Inside the Virginia pro-gun rally, I saw a perfect reflection of modern America

Reuters
Reuters

Two signs were hanging at the entrance of the Sam Miller oyster bar in Richmond, Virginia as thousands of guns rights activists descended on the state capitol for a major demonstration. One, placed above a rainbow flag, read: “Everyone is welcome here.” The other, featuring a cartoon handgun that had been struck through in a bold, red circle, stated: “No firearms allowed on premises.” Both felt necessary.

Approaching the demonstration, the first chants I heard were attacks against media personnel as they set up television shots on a patch of grass near the capitol grounds, where Virginia Governor Ralph Northam had declared a state of emergency. Armed activists screamed: “Fake news! Fake news!” I quickly tucked away my reporting gear as I got closer to the crowd. It felt like a justified precaution, being as I was unarmed in a sea of semi-automatic weapons attached to unsympathetic owners.

Nevertheless, for the most part, I found folks were happy to speak with reporters like myself, who had come from all over the country to document a potentially historic day.

The Virginia state legislature — which, for the first time in nearly 25 years, has been taken over by the Democratic Party — just passed a series of “controversial” gun laws. In reality, the more contentious bills were killed before they ever came up for a vote in the Virginia Senate, while three bills typically considered “common sense gun reforms” were passed. Those bills — SB70, SB 69 and SB 35, to give them their official categorizations — establish statewide mandatory background checks, limit the purchasing of firearms to once a month, and provide local governments the ability to ban firearms from public events, respectively. But none of that mattered by Monday, when demonstrators were already riled up by what they described as a “declaration of war against law-abiding gun owners.”

A lot of the activists who arrived to demonstrate in opposition to gun control on Martin Luther King Jr Day were angry — some of them would say “pissed off” — and weren’t afraid to show it. I was happy to discuss their cause with those who agreed to speak civilly with me — but not everyone was keen for a chat.

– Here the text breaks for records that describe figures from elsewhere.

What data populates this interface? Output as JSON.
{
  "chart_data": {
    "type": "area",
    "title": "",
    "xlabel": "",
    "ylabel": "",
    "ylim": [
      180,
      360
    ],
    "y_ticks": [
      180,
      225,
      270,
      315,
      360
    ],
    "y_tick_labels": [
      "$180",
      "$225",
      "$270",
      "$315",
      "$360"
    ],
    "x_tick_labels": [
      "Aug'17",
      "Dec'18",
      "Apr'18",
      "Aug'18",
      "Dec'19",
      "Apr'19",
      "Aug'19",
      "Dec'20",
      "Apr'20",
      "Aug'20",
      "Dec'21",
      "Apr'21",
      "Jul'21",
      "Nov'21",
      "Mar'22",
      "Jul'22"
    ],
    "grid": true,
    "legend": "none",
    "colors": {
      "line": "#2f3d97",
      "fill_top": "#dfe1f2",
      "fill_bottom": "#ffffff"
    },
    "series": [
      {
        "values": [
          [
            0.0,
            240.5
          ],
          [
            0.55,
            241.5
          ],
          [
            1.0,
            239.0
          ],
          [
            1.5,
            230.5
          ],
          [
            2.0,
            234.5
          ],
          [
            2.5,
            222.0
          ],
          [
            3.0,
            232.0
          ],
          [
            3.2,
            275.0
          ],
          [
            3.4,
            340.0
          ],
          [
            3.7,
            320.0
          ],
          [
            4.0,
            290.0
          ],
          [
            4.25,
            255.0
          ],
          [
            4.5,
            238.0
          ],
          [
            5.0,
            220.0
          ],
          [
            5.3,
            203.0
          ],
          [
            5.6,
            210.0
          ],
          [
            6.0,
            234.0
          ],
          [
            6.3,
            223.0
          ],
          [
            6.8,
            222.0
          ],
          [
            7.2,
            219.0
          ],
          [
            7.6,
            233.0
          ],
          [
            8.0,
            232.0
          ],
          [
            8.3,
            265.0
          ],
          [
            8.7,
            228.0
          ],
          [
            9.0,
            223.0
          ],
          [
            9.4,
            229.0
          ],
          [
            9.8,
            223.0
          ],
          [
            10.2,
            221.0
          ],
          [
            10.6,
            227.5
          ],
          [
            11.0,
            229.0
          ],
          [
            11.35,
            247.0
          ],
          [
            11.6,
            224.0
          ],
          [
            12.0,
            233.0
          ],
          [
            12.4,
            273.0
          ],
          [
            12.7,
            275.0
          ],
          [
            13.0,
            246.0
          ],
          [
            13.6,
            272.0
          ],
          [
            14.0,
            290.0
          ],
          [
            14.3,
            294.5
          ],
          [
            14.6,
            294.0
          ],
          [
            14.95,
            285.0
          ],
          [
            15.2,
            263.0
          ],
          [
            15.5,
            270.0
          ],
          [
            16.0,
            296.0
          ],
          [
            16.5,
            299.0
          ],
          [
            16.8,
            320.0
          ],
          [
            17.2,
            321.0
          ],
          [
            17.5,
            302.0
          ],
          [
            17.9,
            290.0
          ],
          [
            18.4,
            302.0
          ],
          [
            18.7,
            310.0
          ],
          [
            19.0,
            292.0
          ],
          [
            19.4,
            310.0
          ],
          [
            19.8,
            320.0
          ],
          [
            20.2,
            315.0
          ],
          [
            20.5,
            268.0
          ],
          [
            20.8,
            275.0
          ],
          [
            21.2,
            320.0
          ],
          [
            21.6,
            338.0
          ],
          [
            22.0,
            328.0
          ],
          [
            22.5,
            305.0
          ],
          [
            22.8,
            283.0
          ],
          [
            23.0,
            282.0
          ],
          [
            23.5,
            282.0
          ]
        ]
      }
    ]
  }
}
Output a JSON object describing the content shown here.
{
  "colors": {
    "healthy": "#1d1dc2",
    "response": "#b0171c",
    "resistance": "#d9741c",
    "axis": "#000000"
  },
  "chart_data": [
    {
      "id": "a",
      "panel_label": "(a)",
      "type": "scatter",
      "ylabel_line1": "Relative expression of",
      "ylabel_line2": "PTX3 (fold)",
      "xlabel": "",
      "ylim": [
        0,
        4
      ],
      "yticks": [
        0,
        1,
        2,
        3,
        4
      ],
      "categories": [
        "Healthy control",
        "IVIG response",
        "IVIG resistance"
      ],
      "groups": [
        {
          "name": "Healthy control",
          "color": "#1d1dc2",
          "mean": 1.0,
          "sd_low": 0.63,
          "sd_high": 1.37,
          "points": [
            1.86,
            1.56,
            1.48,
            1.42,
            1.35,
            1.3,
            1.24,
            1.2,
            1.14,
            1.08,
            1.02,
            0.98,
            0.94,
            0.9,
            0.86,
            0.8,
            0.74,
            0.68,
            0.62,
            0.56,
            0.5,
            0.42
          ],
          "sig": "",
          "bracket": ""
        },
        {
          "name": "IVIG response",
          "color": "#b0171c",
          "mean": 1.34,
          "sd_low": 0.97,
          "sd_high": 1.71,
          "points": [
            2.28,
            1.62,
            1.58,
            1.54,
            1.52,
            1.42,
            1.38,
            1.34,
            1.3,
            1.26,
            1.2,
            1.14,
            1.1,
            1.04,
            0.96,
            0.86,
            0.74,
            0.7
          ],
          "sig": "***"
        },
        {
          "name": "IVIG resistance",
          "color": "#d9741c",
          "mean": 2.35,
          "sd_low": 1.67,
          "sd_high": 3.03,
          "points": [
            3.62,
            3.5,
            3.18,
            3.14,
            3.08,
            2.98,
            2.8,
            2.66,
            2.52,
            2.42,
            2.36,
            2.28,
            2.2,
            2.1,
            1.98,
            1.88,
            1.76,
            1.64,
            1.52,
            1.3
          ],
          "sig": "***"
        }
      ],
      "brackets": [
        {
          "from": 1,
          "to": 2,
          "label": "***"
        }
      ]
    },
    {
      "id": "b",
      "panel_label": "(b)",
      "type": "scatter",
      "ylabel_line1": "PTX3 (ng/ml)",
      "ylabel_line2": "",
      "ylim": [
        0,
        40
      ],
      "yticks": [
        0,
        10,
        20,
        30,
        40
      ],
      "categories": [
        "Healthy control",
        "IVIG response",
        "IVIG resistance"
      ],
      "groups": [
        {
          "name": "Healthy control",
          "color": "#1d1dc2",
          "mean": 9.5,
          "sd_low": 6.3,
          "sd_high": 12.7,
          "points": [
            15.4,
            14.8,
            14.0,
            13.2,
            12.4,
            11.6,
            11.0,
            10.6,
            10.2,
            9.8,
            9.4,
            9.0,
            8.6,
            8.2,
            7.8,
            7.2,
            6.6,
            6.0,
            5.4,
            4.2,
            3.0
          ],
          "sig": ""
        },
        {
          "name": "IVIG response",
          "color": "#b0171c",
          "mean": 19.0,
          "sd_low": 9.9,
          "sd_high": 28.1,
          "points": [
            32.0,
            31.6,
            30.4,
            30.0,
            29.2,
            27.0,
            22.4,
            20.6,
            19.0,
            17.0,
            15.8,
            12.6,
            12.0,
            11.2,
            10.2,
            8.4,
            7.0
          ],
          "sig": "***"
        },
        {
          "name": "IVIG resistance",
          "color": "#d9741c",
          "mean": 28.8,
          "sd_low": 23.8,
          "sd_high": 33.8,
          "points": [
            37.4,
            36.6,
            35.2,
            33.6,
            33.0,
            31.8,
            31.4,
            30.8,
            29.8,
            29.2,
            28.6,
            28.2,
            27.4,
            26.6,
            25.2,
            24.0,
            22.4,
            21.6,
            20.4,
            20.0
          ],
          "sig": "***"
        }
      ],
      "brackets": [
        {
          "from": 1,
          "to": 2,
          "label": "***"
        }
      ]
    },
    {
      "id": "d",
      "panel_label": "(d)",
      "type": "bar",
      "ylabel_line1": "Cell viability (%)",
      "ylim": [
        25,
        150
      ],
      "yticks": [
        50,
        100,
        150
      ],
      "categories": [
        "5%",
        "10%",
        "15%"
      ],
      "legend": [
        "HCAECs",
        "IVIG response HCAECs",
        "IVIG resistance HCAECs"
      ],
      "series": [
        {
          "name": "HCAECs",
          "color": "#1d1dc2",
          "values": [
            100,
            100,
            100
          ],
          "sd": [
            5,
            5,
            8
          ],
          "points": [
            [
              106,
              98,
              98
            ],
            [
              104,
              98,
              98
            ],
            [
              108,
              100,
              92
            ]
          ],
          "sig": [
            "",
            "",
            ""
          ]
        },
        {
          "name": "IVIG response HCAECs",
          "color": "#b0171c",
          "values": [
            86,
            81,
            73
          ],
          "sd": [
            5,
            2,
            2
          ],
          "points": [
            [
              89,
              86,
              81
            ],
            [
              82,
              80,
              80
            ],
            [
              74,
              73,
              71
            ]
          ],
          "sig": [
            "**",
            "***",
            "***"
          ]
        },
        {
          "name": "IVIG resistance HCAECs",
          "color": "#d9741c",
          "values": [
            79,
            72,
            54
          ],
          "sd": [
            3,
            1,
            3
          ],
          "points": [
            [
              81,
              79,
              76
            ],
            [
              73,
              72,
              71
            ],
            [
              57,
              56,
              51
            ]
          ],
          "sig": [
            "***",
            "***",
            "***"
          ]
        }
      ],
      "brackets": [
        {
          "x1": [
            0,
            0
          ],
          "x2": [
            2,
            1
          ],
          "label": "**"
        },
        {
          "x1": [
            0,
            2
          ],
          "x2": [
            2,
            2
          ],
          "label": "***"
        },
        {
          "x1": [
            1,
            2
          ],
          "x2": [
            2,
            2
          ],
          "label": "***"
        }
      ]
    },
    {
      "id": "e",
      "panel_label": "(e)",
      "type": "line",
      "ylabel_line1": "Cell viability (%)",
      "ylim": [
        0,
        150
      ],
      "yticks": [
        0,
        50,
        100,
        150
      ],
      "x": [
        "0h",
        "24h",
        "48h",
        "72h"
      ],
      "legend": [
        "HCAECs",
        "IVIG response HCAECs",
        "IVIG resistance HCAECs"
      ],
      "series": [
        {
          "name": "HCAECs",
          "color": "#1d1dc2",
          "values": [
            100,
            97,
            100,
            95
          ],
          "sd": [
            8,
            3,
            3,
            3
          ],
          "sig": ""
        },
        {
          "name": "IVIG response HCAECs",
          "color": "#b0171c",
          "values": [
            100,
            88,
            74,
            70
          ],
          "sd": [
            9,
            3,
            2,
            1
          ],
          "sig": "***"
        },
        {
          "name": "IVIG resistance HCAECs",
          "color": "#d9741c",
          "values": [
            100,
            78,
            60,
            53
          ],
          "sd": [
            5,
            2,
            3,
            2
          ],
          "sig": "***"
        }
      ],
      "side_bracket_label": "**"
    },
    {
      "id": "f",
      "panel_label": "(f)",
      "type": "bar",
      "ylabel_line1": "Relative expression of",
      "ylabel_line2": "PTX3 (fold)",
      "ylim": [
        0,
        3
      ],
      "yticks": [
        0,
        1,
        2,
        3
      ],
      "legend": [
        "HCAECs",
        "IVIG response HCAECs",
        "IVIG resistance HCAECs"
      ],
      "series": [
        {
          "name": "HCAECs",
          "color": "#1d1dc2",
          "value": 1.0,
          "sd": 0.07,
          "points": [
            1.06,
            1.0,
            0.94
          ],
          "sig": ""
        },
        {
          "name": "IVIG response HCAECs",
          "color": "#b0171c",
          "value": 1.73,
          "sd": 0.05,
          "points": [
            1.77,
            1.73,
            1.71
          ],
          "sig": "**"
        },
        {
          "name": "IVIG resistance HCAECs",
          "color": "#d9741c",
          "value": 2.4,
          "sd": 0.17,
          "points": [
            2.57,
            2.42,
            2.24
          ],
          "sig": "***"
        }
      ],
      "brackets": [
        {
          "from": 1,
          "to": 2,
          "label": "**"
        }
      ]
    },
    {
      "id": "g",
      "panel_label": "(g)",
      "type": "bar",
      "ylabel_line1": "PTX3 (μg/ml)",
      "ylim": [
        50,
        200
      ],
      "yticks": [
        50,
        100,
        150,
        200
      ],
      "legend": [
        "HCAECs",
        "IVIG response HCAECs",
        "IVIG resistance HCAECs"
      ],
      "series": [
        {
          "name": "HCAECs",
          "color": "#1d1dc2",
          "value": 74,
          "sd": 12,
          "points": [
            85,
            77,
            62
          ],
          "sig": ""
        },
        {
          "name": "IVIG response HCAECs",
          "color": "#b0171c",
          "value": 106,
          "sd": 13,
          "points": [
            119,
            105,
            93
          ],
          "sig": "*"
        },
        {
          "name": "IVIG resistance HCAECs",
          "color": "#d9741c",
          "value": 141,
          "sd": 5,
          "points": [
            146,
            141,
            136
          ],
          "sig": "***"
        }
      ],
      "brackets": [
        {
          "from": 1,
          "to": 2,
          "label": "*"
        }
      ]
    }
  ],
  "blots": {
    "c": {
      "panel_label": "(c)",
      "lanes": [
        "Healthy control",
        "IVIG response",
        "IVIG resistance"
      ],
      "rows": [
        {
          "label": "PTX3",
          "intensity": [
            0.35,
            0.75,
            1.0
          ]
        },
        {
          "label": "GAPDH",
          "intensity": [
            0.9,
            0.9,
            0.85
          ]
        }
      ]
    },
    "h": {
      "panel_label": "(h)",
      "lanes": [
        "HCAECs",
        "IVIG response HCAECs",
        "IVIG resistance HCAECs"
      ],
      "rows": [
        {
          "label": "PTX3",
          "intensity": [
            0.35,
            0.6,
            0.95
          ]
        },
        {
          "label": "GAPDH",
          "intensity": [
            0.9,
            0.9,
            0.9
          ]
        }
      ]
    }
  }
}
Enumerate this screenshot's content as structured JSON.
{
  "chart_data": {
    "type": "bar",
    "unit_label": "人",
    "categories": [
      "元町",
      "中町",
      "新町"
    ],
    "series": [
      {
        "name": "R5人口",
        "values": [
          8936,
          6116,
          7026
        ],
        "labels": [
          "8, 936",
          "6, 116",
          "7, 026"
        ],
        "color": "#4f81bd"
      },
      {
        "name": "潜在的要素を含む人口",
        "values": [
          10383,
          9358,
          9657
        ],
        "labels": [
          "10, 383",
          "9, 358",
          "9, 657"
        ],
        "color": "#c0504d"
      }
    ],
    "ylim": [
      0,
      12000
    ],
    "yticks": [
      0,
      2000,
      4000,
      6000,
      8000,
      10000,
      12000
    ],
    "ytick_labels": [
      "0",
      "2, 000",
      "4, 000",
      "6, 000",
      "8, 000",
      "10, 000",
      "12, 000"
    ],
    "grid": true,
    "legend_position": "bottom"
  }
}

As I snapped photos of a line of armed demonstrators, I could hear a group of men with thick southern accents behind me.

“Another journalist,” one said.

“Fake news f****t,” his buddy replied.

It wasn’t the only time I heard the phrase “fake news f****t” directed at me: As I walked past the state’s court of appeals, which faces the capitol grounds, an older man smoking a cigar said it as well. I forgot I had taken out my reporters' notepad — a thin, blue pad that almost anyone would assume belongs to a journalist — a while earlier to interview a Republican running for US Senate in Virginia against Democratic incumbent Mark Warner.

I slipped the notepad back into my jacket, feeling a sense of both dread and shame. I couldn’t be sure if that shame came from being gay, or a being a journalist — or a combination of them both. Regardless, I felt too seen for my own good, and aimed to slip back into obscurity. As a cisgender white male, I knew I was privileged to be able to do just that at an event like this, which was dominated by cisgender, straight white folks: Folks who look like me on the surface.

Gun control activists who come from all walks of life expressed concern to me about attending the events ahead of time, with many of them saying they would stay away out of fear of a possible clash with the heavily armed demonstrators at Virginia’s capitol.

Thomas Freeman, one gun control activist I spoke to at the event, told me: “Traditionally on this day a lot of folks come to lobby, including guns rights activists, but [today] they don’t feel safe."

In many ways, the demonstrations perfectly reflected modern America: We are one of the most complicated and divided countries in the world right now, and more so over gun rights than any other issue. From the nationwide gun control protests in the wake of the Parkland school shootings to the Black Lives Matter marches and the Lobby Day demonstrations held on Monday in Virginia, it’s clear that our ideological views on guns and their place in society run the gamut. Those who take to the streets don’t always have the answers — but they certainly want to be heard.

While Lobby Day proved to be a mostly peaceful event, the rally could have erupted into a second Charlottesville at any given moment. And yet thousands of Americans were provided the space and ability to practice their First and Second Amendment rights. There is so much work to be done until we’re all given a seat at the table and figure out how to move forward as a united front. But sometimes, in the thick of such difficult challenges, it’s helpful to remember that America has always been an idea, and remains something to fight and strive for.

Virginia will soon implement tougher gun restrictions as the law of the land. Perhaps gun owners will continue to protest in opposition to those measures, and, in some cases, they may very well be successful in their fight. The other side will undoubtedly continue to fight as well. At the end of it all, I cling to hope: Hope that we will find a common middle ground, where each citizen is given the space, freedom and safety to voice their own opinions without fear of retribution. That is, after all, the American dream.